As of now, Chinese economy is showing no signs of recovery as pose by today's economic release.
Policymakers have targeted growth rate of 7% this year, which as of now doesn't look to be attainable. China grew exact 7% in first quarter and underlying data points at further slowdown.
- China's retail sales grew about 10% in April from a year ago. Slowdown in retail sales continue to point at cooling down of domestic demand.
- China's industrial production grew at 5.9% in April, up from March's 5.6%, however below expected 6% by economists. Industry remains heart center of Chinese economic engine and slowdown in the sector pose challenge for China's growth and strong export sector.
- Urban investment which has been one of the key fuel for Chinese growth slowed further in April to 12% from prior 13.5% on yearly basis.

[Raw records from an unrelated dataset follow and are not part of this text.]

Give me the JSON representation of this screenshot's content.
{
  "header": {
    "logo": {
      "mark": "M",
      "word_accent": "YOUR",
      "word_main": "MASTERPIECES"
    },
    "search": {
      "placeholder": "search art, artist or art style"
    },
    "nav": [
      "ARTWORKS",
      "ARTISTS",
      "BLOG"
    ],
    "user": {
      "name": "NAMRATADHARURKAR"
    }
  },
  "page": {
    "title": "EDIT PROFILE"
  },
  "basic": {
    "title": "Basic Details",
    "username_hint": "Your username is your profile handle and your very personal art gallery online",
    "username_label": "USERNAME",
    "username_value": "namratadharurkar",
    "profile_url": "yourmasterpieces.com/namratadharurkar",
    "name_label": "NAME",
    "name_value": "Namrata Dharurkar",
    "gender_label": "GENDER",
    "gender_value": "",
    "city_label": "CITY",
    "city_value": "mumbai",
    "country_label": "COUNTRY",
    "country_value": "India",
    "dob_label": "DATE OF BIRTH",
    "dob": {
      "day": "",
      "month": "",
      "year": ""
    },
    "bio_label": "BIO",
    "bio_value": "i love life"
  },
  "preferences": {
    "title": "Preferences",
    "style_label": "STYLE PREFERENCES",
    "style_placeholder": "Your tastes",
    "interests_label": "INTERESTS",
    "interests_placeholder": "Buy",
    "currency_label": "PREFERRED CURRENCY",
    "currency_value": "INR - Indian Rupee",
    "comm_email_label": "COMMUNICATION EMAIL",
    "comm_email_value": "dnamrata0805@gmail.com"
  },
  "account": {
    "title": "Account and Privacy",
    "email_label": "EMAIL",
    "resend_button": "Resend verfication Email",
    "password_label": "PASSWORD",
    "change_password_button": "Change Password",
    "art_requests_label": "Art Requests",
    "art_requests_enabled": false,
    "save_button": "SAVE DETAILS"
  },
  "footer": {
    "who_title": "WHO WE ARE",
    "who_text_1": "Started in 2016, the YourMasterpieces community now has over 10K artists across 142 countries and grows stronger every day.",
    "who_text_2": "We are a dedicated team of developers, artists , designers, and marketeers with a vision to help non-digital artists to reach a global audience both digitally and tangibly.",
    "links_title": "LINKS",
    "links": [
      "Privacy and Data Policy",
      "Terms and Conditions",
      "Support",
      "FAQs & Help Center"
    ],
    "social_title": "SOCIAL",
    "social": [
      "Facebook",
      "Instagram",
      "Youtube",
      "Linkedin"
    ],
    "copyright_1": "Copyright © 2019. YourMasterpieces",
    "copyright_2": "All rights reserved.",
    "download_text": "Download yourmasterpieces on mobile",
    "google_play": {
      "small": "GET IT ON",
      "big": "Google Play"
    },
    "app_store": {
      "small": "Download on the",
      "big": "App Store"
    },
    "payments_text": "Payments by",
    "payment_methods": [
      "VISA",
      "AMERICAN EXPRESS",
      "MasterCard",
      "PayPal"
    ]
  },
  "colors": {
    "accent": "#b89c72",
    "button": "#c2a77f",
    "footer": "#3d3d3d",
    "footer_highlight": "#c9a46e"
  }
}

However China's economic slowdown should be seen in context. The numbers are still an envy of developed nation where growth is meagre. US and UK growing about 2-2.5% and Euro zone still struggling to pose any decent economic recovery.
- This slowdown was required for Chinese economy. China needs to move into consumption and export balanced growth from current investment and export fuelled growth. Government is pursuing the required reform to move the economy in to such path.
- Current growth engine has led to excessive leverage and domestic debt in China, which if not check would have pose longer term risk to the economy.
How Government might manage slowdown -
- Government is already managing China's growth engine and it can be said it has somewhat avoided full scale hard landing of the economy.
- China would manage current slowdown by three distinct ways.
- Cutting down the habit of excessive debt intake and limit on borrowing abilities of regional governments/ municipalities.
- Peoples bank of China would keep monetary policy loose and refinancing cost lower.
- Chinese government at some stage would provide fiscal stimulus targeting various sectors of the economy.